(Washington, D.C. -- WAMU) The recent lobbying by bicycling advocates on Capitol Hill seems to have paid off.
A bipartisan group of 68 members of the U.S. House, responding to the advocates’ safety concerns, has signed a letter to Secretary of Transportation Ray LaHood asking him to order the Department of Transportation to follow through on two aspects of the MAP-21 legislation signed into law last year.
The representatives, including D.C. Congresswoman Eleanor Holmes Norton, are asking Sec. LaHood to establish a national goal to reduce bicyclist and pedestrian fatalities and to push individual states to set “performance measures” to accomplish the same.
“If we don't set performance goals for states and cities there will be no incentive for them to look at what many don't even recognize,” Norton said in an interview with WAMU 88.5. “More people are walking and more people are taking their bikes. Thus, there will be no incentive to try to make the roads easier to navigate.”
As overall roadway fatalities have dropped significantly the number of pedestrians and bicyclists killed has increased, according to federal data.
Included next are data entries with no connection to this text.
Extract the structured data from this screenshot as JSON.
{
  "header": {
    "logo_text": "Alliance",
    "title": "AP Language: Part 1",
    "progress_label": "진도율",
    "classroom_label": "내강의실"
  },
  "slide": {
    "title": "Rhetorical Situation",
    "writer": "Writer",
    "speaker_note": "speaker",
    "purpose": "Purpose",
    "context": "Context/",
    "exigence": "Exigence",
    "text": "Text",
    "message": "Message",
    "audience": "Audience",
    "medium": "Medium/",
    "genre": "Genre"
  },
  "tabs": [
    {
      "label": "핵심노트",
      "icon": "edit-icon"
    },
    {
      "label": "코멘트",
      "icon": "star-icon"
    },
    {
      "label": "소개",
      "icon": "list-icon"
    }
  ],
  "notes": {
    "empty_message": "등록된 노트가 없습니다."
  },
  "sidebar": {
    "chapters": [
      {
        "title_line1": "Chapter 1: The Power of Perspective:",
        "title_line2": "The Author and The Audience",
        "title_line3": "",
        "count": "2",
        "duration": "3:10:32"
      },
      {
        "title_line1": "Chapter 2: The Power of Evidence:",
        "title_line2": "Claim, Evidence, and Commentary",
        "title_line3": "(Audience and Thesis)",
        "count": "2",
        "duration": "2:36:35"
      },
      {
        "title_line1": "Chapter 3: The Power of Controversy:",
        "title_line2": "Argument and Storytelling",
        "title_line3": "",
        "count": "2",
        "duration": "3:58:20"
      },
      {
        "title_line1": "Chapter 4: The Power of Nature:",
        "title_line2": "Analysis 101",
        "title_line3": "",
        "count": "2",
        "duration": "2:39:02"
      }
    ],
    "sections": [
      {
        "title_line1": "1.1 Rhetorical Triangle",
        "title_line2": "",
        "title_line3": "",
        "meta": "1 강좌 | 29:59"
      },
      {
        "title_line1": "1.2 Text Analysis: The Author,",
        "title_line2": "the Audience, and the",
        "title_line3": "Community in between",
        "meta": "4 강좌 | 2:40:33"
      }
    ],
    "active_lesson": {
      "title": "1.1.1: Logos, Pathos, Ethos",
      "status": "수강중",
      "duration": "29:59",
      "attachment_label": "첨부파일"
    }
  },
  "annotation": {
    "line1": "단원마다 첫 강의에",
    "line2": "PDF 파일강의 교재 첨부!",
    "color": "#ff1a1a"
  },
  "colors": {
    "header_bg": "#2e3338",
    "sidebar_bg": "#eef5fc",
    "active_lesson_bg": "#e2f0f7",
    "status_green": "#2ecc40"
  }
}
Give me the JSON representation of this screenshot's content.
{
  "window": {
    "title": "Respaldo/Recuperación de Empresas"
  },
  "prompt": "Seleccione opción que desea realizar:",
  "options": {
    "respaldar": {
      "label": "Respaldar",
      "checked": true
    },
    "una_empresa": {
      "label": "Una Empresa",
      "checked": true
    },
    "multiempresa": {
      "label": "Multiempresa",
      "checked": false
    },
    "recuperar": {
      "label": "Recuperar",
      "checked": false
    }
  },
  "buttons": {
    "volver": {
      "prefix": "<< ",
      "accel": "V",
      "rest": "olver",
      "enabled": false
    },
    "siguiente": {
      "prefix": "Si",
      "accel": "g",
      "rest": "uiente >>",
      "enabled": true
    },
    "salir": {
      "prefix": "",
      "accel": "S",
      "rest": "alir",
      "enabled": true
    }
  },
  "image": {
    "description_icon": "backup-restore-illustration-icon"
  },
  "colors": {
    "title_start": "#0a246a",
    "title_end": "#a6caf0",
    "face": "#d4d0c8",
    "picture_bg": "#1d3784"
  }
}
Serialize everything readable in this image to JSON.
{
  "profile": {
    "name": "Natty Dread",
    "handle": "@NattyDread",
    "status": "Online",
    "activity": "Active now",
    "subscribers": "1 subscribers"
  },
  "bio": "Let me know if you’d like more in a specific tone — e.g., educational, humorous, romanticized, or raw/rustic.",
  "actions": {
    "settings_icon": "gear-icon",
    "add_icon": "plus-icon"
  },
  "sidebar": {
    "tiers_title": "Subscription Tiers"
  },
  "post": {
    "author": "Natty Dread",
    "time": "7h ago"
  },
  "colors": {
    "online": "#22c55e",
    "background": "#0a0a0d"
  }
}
Total fatalities have dropped from 37,423 in 2008 to 32,367 in 2011. But roughly 5,000 pedestrians and bicyclists are killed annually, from 12 percent of all roadway deaths in 2008 to almost 16 percent in 2011, according to the federal government’s fatality analysis reporting system.
Safety advocates see the establishment of performance measures as an opening for additional federal funding directed to bicycling and walking infrastructure. Currently less than one percent of federal highway safety funds are spent improving bicyclist and pedestrian safety.
“We urge USDOT to set separate performance measures for non-motorized and motorized transportation,” says the letter signed by the 68 House members. “This will create an incentive for states to reduce bicyclist and pedestrian fatalities, while giving them flexibility to choose the best methods to do so.”